I believe there was also some discussion on tweaking the parameters to try to accelerate convergence to an accurate evaluation of the player skill, which sounds like what you're interested in.

Hope that helps...


Without any background in this area, it seems to me a ranking systems is basically a statistical model. A good model will converge to a consistent ranking over time, and the goal would be to converge as quickly as possible. Several thoughts occur to me, several of which have been touched upon in other postings:

  1. Clearly, established players have a track record and new players don't. So the uncertainty is probably greater for new players, although for inconsistent players it could be very high. Also, this probably depends on whether the game primarily uses innate skills or acquired skills. I would think that you would want a "variance" parameter for each player. The variance could be made up of two parts: a true variance and a "temperature". The temperature is like in simulated annealing, where you have a temperature that cools over time. Presumably, the temperature would cool to zero after enough games have been played.
  2. Are there multiple aspects that come in to play? Like in soccer, you may have good shooters, good passers, guys who have good ball control, etc. Basically, these would be the degrees of freedom in you system (in my soccer analogy, they may or may not be truly independent). It seems like an accurate model would take these into account, of course you could have a black box model that implicitly handles these. However, I would expect understanding the number of degrees of freedom in you system would be helpful in choosing the black box.
  3. How do you divide teams? Your teaming algorithm implies a model of what makes equal teams. Maybe you could use this model to create a weighting for each player and/or an expected performance level. If there are different aspects of player skills, maybe you could give extra points for players whose performance in one aspect is significantly better than expected.
  4. Is the game truly win or lose, or could the score differential come in to play? Since you said no ties this probably doesn't apply, but at the very least a close score may imply a higher uncertainty in the outcome.
  5. If you're creating a model from scratch, I would design with the intent to change. At a minimum, I would expect there may be a number of parameters that would be tunable, and might even be auto tuning. For example, as you have more players and more games, the initial temperature and initial ratings values will be better known (assuming you are tracking the statistics). But I would certainly anticipate that the more games have been played the better the model you could build.
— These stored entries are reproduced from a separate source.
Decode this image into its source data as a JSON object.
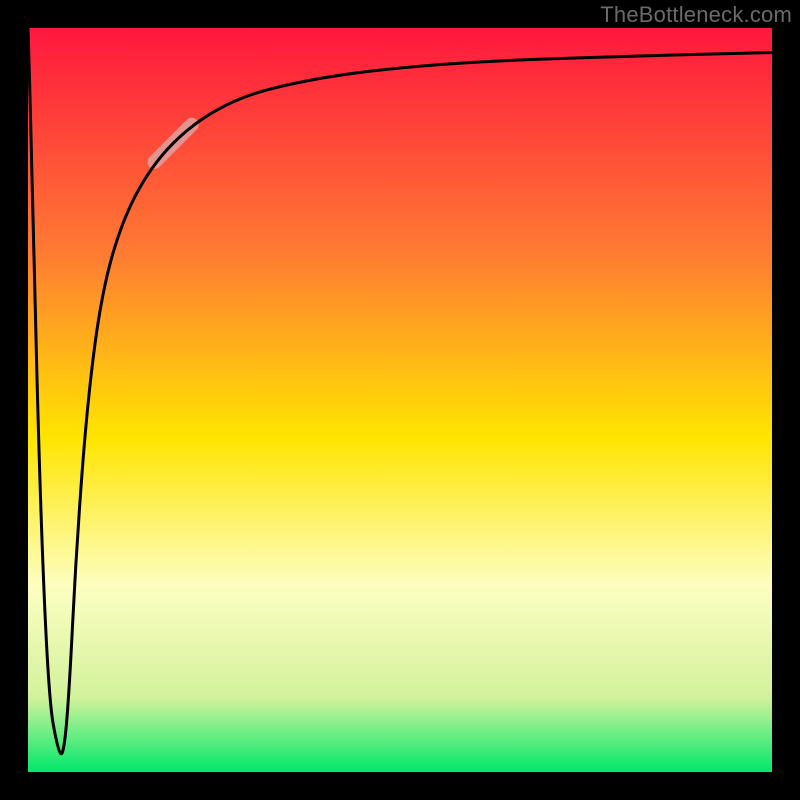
{
  "watermark": {
    "text": "TheBottleneck.com"
  },
  "chart_data": {
    "type": "line",
    "title": "",
    "xlabel": "",
    "ylabel": "",
    "xlim": [
      0,
      100
    ],
    "ylim": [
      0,
      100
    ],
    "legend": false,
    "grid": false,
    "background": {
      "gradient_stops": [
        {
          "pos": 0.0,
          "color": "#ff173e"
        },
        {
          "pos": 0.3,
          "color": "#ff7a33"
        },
        {
          "pos": 0.55,
          "color": "#ffe500"
        },
        {
          "pos": 0.75,
          "color": "#fdfec1"
        },
        {
          "pos": 0.9,
          "color": "#d3f29c"
        },
        {
          "pos": 1.0,
          "color": "#00e86a"
        }
      ]
    },
    "series": [
      {
        "name": "bottleneck-curve",
        "type": "line",
        "x": [
          0.0,
          0.5,
          1.5,
          2.75,
          4.0,
          4.75,
          5.5,
          6.5,
          8.0,
          10.0,
          13.0,
          17.0,
          22.0,
          28.0,
          35.0,
          45.0,
          60.0,
          80.0,
          100.0
        ],
        "values": [
          100.0,
          83.0,
          40.0,
          10.0,
          3.0,
          2.0,
          10.0,
          30.0,
          50.0,
          65.0,
          75.0,
          82.0,
          87.0,
          90.5,
          92.5,
          94.2,
          95.5,
          96.2,
          96.7
        ]
      }
    ],
    "highlight_segment": {
      "series": "bottleneck-curve",
      "x1": 17.0,
      "y1": 82.0,
      "x2": 22.0,
      "y2": 87.0,
      "color": "#e1a0a0",
      "width": 14
    }
  }
}
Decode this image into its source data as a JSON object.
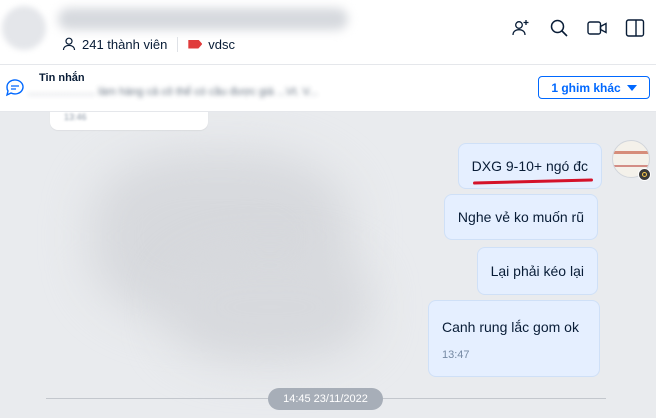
{
  "header": {
    "members_label": "241 thành viên",
    "tag_label": "vdsc",
    "icons": [
      "add-member-icon",
      "search-icon",
      "video-call-icon",
      "sidebar-toggle-icon"
    ],
    "tag_color": "#e03b3b"
  },
  "pinned": {
    "title": "Tin nhắn",
    "preview": "...................... làm hàng cả cô thể có cầu được giá  ...Vt. V...",
    "more_button": "1 ghim khác"
  },
  "messages": [
    {
      "text": "DXG 9-10+ ngó đc",
      "highlighted": true
    },
    {
      "text": "Nghe vẻ ko muốn rũ"
    },
    {
      "text": "Lại phải kéo lại"
    },
    {
      "text": "Canh rung lắc gom ok",
      "time": "13:47"
    }
  ],
  "old_message_time": "13:46",
  "date_divider": "14:45 23/11/2022",
  "colors": {
    "accent": "#0068ff",
    "bubble_bg": "#e5efff",
    "chat_bg": "#e9ebee",
    "underline": "#d4122a"
  }
}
Just a bunch of random thoughts, but it sounds like a fun problem.

Chris Morlier

Every time 10 players want to play, they are divided into two (somewhat) even teams and play each other.

This is interesting, as it implies both that the average skill level on each team is equal (and thus unimportant) and that each team has an equal chance of winning. If you assume this constraint to hold true, a simple count of wins vs losses for each individual player should be as good a measure as any.